OPM to make it easier for feds to verify cyber breach status

Cyber breach victims who haven't yet received a notification letter from the Office of Personnel Management will soon have a place to check their status. Acting...

Potential victims of the Office of Personnel Management’s cyber breaches who haven’t yet received a notification letter with the agency will soon have a way to check their status.

OPM, with help from the Defense Department, will set up a verification center later this month, said acting Director Beth Cobert, who President Barack Obama officially nominated Tuesday to serve as the agency’s permanent director.

“[It will] assist individuals who haven’t received a a letter and think ‘I should be getting a letter, why hasn’t it come?’ We want to wait to get the bulk of the letters mailed to do that,” Cobert said during the Chief Human Capital Officers Council meeting Nov. 10 , which was open to the public. “We’re going to be doing it again in a way that focuses on the security of the process.
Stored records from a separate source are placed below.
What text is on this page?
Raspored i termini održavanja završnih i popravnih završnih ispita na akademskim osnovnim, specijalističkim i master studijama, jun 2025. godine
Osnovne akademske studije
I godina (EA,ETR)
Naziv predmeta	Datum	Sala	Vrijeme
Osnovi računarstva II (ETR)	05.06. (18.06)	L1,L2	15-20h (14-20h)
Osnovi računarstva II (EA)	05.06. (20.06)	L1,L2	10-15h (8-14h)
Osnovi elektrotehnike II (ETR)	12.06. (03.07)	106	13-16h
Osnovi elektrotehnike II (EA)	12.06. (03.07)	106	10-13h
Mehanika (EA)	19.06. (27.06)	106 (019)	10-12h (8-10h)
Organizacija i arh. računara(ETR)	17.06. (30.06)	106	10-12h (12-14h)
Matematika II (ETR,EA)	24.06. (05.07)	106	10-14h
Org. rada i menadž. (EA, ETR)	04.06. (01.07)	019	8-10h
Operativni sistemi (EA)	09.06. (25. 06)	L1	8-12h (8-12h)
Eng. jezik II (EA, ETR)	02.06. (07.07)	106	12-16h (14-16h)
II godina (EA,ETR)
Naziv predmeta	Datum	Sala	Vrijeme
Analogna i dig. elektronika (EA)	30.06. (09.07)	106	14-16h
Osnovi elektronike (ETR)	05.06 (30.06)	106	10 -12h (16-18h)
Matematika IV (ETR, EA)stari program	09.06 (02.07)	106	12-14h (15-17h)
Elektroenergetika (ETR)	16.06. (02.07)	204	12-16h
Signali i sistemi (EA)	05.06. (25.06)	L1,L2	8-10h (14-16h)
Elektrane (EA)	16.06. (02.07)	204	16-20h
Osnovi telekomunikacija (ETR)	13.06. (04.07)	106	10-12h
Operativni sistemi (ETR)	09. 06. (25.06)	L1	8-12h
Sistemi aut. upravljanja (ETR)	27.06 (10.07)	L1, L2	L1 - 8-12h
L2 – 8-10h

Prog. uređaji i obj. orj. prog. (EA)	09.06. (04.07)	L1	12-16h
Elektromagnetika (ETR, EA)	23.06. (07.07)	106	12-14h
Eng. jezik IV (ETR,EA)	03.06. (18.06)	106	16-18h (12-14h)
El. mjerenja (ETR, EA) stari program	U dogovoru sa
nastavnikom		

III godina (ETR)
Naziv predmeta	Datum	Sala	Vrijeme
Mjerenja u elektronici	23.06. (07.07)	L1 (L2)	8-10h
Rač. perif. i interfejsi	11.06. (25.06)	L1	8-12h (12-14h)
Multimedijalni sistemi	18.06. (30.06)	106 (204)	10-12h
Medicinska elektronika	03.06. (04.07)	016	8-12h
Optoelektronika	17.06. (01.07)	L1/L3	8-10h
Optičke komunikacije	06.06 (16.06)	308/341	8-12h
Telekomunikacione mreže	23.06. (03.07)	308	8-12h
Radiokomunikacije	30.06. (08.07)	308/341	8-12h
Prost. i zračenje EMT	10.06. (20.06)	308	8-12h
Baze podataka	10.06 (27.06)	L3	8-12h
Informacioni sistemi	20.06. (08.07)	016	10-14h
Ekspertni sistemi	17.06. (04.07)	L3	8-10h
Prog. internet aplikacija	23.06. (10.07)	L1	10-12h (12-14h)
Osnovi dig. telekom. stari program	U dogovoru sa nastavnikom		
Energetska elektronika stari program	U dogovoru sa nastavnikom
Given the sensitivity of the population, given the data that was affected in the breach, we’ve got a set of procedures that allow people to self identify, but also do it in a way that’s secure.”

To date, Cobert said OPM has sent about 5 million notification letters to breach victims. Near the end of October, the agency said it had notified about 3.7 million cyber breach victims.

About 5 percent of breach victims have enrolled in free credit monitoring and identity protection services so far, which Cobert described as a “rolling average,” while the agency continues to mail its notification letters.

Filling critical cyber talent gaps

As OPM — and other agencies — have learned in the wake of two recent cyber attacks, the nature of the threats government faces is changing, Cobert said.

Agencies need to act quickly to recruit and hire the right people who can help address those threats. The push to strengthen government’s cadre of cyber experts needs the same urgency and dedication agencies used to execute the 30-day cybersecurity sprint, Cobert said.

“In my OMB days, when we started the cybersecurity sprint around personal identity verification (PIV) authentication, the mantra was about 100 percent execution,” Cobert said. “The elements in the cybersecurity implementation plan have that same flavor. We just need to get this done. It’s on all of us collectively to say how do we take that charge and move forward with it?”

Cobert’s request comes as OPM approved new authorities for the Homeland Security Department to hire 1,000 new cyber professionals.

The Office of Management and Budget also released a new cybersecurity strategy and implementation plan (CSIP) for civilian agencies. The Oct. 30 memo and plan identified recruitment and retention of highly skilled cybersecurity experts as one of five major priorities.

According to the plan, agency CHCOs and chief information officers are expected to identify the top five cyber gaps they see within their agencies and report them to OPM and OMB.

Agencies have until Dec. 31 to finish the job coding for specialty cyber positions and report them to OPM, the agency’s CHCO and associate director for employee services, said Mark Reinhold, OPM CHCO and associate director for employee services.

And by April 30, OPM and OMB, along with DHS and the National Institute of Standards and Technology, will finish a study of the federal cyber workforce and make recommendations to improve recruiting, hiring and training for new cyber professionals.

“The report will ultimately include this detailed mapping of the cyber workforce, that will include information not just about the existing cyber employees but also open position vacancies in agencies and contractor resources that are working on cyber,” Reinhold said.

But Cobert reiterated she wants to see progress in this space sooner rather than later. She’s also looking for feedback from members of the CHCO Council.

“We have to find a different way to respond,” Cobert said. “We need the creativity, the thoughtfulness, the perspective of folks in this room. We need your dogged execution.”